Feb. 28, 2019 – In a rare promotion-related enforcement action, the FDA’s Center for Devices and Radiological Health (CDRH) issued a Warning Letter to Total Thermal Imaging Inc. (TTI) for claims made about its Thermography Business Package product in the firm’s brochures and on its website.
Following an inspection of the firm in summer 2018, CDRH issued a Warning Letter Feb. 22 citing that the company’s website and brochures “revealed TTI is marketing the Thermography Business Package as a sole screening device for breast cancer and other diseases.” For example, the letter states, TTI’s website and brochures contain the following claims and indications, among others:
- “Thermal Imaging is intended for early detection of the diagnosis of many disorders including breast cancer, inflammatory breast cancer, pre-stroke, heart disease, deep vein thrombosis, reflex sympathetic dystrophy/complex regional pain syndrome, back, leg or headache, and even unexplained pain, TMJ, and other disease.”

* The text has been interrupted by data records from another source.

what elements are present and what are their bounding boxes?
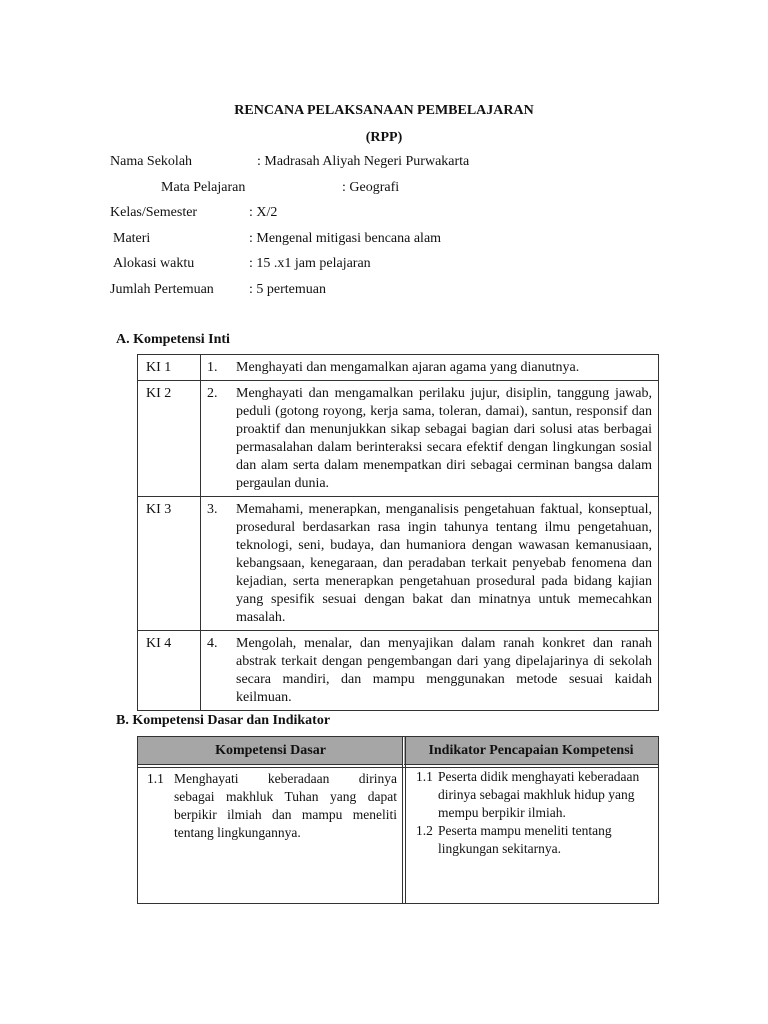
meetings-label: Jumlah Pertemuan	[110, 282, 214, 297]
kd-item	[147, 770, 397, 842]
indicator-number: 1.2	[416, 823, 433, 838]
section-a-heading: A. Kompetensi Inti	[116, 332, 230, 347]
meetings-value: : 5 pertemuan	[249, 282, 326, 297]
table-row	[138, 631, 659, 711]
indicator-list	[416, 768, 652, 858]
page-title: RENCANA PELAKSANAAN PEMBELAJARAN	[234, 103, 534, 118]
subject-value: : Geografi	[342, 180, 400, 195]
kd-text: sebagai makhluk Tuhan yang dapat berpikir ilmiah dan mampu meneliti tentang lingkungannya.	[174, 789, 397, 840]
class-value: : X/2	[249, 205, 278, 220]
kd-number: 1.1	[147, 771, 164, 786]
kompetensi-dasar-table	[137, 736, 659, 904]
ki-code: KI 3	[138, 497, 201, 631]
list-item	[416, 768, 652, 822]
column-header-kd: Kompetensi Dasar	[138, 737, 403, 765]
ki-cell	[201, 355, 659, 381]
table-row	[138, 381, 659, 497]
section-b-heading: B. Kompetensi Dasar dan Indikator	[116, 713, 331, 728]
kd-text-first-line: Menghayati keberadaan dirinya	[174, 771, 397, 786]
ki-text: Mengolah, menalar, dan menyajikan dalam ranah konkret dan ranah abstrak terkait dengan pengembangan dari yang dipelajarinya di sekolah secara mandiri, dan mampu menggunakan metode sesuai kaidah keilmuan.	[236, 636, 652, 705]
class-label: Kelas/Semester	[110, 205, 198, 220]
table-row	[138, 497, 659, 631]
indicator-number: 1.1	[416, 769, 433, 784]
ki-number: 3.	[207, 502, 218, 517]
ki-text: Menghayati dan mengamalkan perilaku jujur, disiplin, tanggung jawab, peduli (gotong royong, kerja sama, toleran, damai), santun, responsif dan proaktif dan menunjukkan sikap sebagai bagian dari solusi atas berbagai permasalahan dalam berinteraksi secara efektif dengan lingkungan sosial dan alam serta dalam menempatkan diri sebagai cerminan bangsa dalam pergaulan dunia.	[236, 386, 652, 491]
indicator-text: Peserta didik menghayati keberadaan dirinya sebagai makhluk hidup yang mempu berpikir ilmiah.	[438, 769, 640, 820]
ki-code: KI 2	[138, 381, 201, 497]
ki-text: Memahami, menerapkan, menganalisis pengetahuan faktual, konseptual, prosedural berdasarkan rasa ingin tahunya tentang ilmu pengetahuan, teknologi, seni, budaya, dan humaniora dengan wawasan kemanusiaan, kebangsaan, kenegaraan, dan peradaban terkait penyebab fenomena dan kejadian, serta menerapkan pengetahuan prosedural pada bidang kajian yang spesifik sesuai dengan bakat dan minatnya untuk memecahkan masalah.	[236, 502, 652, 625]
ki-number: 1.	[207, 360, 218, 375]
school-value: : Madrasah Aliyah Negeri Purwakarta	[257, 154, 470, 169]
column-divider	[405, 737, 406, 903]
time-label: Alokasi waktu	[113, 256, 195, 271]
time-value: : 15 .x1 jam pelajaran	[249, 256, 371, 271]
material-label: Materi	[113, 231, 151, 246]
ki-code: KI 1	[138, 355, 201, 381]
page-subtitle: (RPP)	[365, 130, 403, 145]
column-divider	[402, 737, 403, 903]
ki-cell	[201, 381, 659, 497]
list-item	[416, 822, 652, 858]
subject-label: Mata Pelajaran	[161, 180, 246, 195]
kompetensi-inti-table	[137, 354, 659, 711]
school-label: Nama Sekolah	[110, 154, 193, 169]
ki-number: 4.	[207, 636, 218, 651]
ki-text: Menghayati dan mengamalkan ajaran agama yang dianutnya.	[236, 360, 580, 375]
column-header-indikator: Indikator Pencapaian Kompetensi	[404, 737, 658, 765]
indicator-text: Peserta mampu meneliti tentang lingkungan sekitarnya.	[438, 823, 612, 856]
ki-number: 2.	[207, 386, 218, 401]
ki-cell	[201, 631, 659, 711]
ki-code: KI 4	[138, 631, 201, 711]
material-value: : Mengenal mitigasi bencana alam	[249, 231, 442, 246]
ki-cell	[201, 497, 659, 631]
table-row	[138, 355, 659, 381]
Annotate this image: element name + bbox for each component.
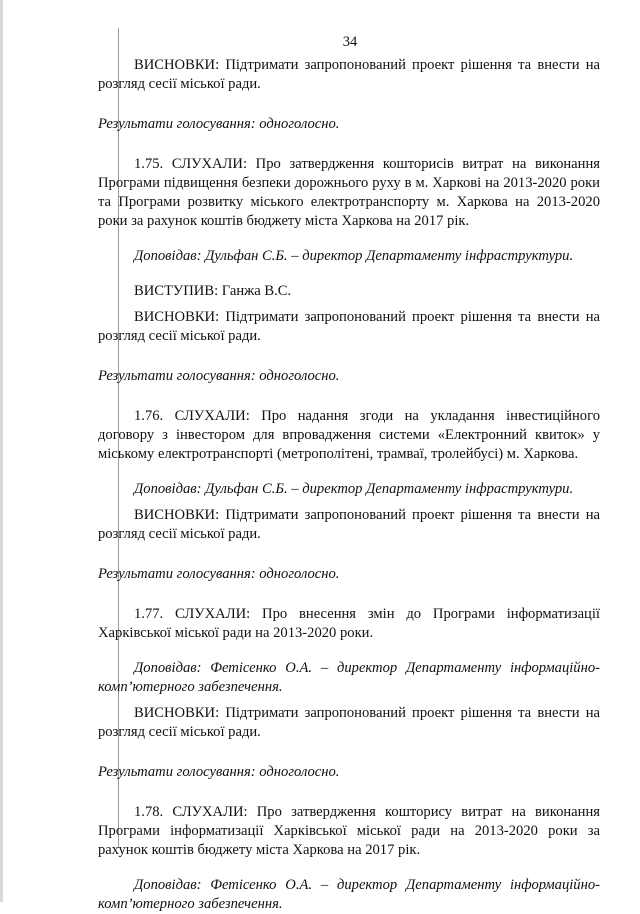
agenda-item-1-78 <box>98 803 600 860</box>
vote-text: одноголосно. <box>255 764 340 780</box>
heard-text: Про затвердження кошторису витрат на виконання Програми інформатизації Харківської міської ради на 2013-2020 роки за рахунок коштів бюджету міста Харкова на 2017 рік. <box>98 804 600 858</box>
vote-label: Результати голосування: <box>98 764 256 780</box>
vote-result <box>98 763 600 782</box>
conclusion-label: ВИСНОВКИ: <box>134 309 220 325</box>
page-number: 34 <box>342 34 358 50</box>
vote-label: Результати голосування: <box>98 368 256 384</box>
conclusion-label: ВИСНОВКИ: <box>134 57 220 73</box>
conclusion-text: Підтримати запропонований проект рішення та внести на розгляд сесії міської ради. <box>98 57 600 92</box>
vote-label: Результати голосування: <box>98 566 256 582</box>
vote-label: Результати голосування: <box>98 116 256 132</box>
conclusion-text: Підтримати запропонований проект рішення та внести на розгляд сесії міської ради. <box>98 507 600 542</box>
heard-text: Про внесення змін до Програми інформатизації Харківської міської ради на 2013-2020 роки. <box>98 606 600 641</box>
agenda-item-1-77 <box>98 605 600 643</box>
reporter-line: Доповідав: Фетісенко О.А. – директор Департаменту інформаційно-комп’ютерного забезпечення. <box>98 660 600 695</box>
heard-label: 1.75. СЛУХАЛИ: <box>134 156 248 172</box>
vote-text: одноголосно. <box>255 566 340 582</box>
agenda-item-1-75 <box>98 155 600 231</box>
conclusion-paragraph <box>98 308 600 346</box>
reporter-line: Доповідав: Фетісенко О.А. – директор Департаменту інформаційно-комп’ютерного забезпечення. <box>98 877 600 912</box>
speaker-line: ВИСТУПИВ: Ганжа В.С. <box>134 283 292 299</box>
conclusion-paragraph <box>98 704 600 742</box>
conclusion-paragraph <box>98 56 600 94</box>
vote-text: одноголосно. <box>255 116 340 132</box>
heard-text: Про надання згоди на укладання інвестиційного договору з інвестором для впровадження системи «Електронний квиток» у міському електротранспорті (метрополітені, трамваї, тролейбусі) м. Харкова. <box>98 408 600 462</box>
agenda-item-1-76 <box>98 407 600 464</box>
vote-result <box>98 565 600 584</box>
conclusion-paragraph <box>98 506 600 544</box>
heard-label: 1.77. СЛУХАЛИ: <box>134 606 251 622</box>
conclusion-label: ВИСНОВКИ: <box>134 507 220 523</box>
heard-label: 1.76. СЛУХАЛИ: <box>134 408 250 424</box>
conclusion-text: Підтримати запропонований проект рішення та внести на розгляд сесії міської ради. <box>98 309 600 344</box>
reporter-line: Доповідав: Дульфан С.Б. – директор Департаменту інфраструктури. <box>134 248 574 264</box>
vote-text: одноголосно. <box>255 368 340 384</box>
heard-text: Про затвердження кошторисів витрат на виконання Програми підвищення безпеки дорожнього руху в м. Харкові на 2013-2020 роки та Програми розвитку міського електротранспорту м. Харкова на 2013-2020 роки за рахунок коштів бюджету міста Харкова на 2017 рік. <box>98 156 600 229</box>
protocol-text <box>98 56 600 914</box>
vote-result <box>98 367 600 386</box>
conclusion-label: ВИСНОВКИ: <box>134 705 220 721</box>
reporter-line: Доповідав: Дульфан С.Б. – директор Департаменту інфраструктури. <box>134 481 574 497</box>
conclusion-text: Підтримати запропонований проект рішення та внести на розгляд сесії міської ради. <box>98 705 600 740</box>
heard-label: 1.78. СЛУХАЛИ: <box>134 804 248 820</box>
scan-edge <box>0 0 3 902</box>
vote-result <box>98 115 600 134</box>
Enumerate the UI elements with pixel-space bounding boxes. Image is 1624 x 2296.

- “You can’t prevent or cure breast cancer until it is detected. DON’T WAIT! Schedule an appointment with a certified clinical thermographer today. Start by visitingwww.totalthermalimaging.com and find a thermal imaging center near you.”
- “Share with your friends & family that there is an alternative to mammography that doesn’t involve any patient contact (no pain), will not cause cancer (no radiation), and is far more efficient at detecting cancer.”
- “Breast Screening … This scan looks for inflammation, lymphatic congestion, hormonal imbalances. Early detection saves lives and breasts!”
On Feb. 25, the FDA issued a consumer safety advisory about thermography devices, which stated that such devices, “have been cleared for marketing by the FDA only for use with another screening or diagnostic test like mammography, not for use as a standalone diagnostic tool.”
According to the consumer warning, the FDA is alerting women, healthcare providers, and people getting breast cancer screening, that thermography “is not an effective alternative to mammography and should not be used in place of mammography for breast cancer screening or diagnosis,” because “there is no valid scientific data to demonstrate that thermography devices, when used on their own or with another diagnostic test, are an effective screening tool for any medical condition including the early detection of breast cancer or other diseases and health conditions.”
CDRH also cites TTI for marketing a medical device that is adulterated because it requires an approved premarket approval application and misbranded because it does not have a 510(k) premarket notification clearance. Although part of the Thermography Business Package (the FLIR infrared camera) does have a cleared 510(k) for a certain intended use, “such clearance of a component … does not permit the marketing of the Thermography Business Package.” TTI also was cited for good manufacturing practice violations and a failure to fulfill annual registration and listing requirements for fiscal year 2018 or 2019.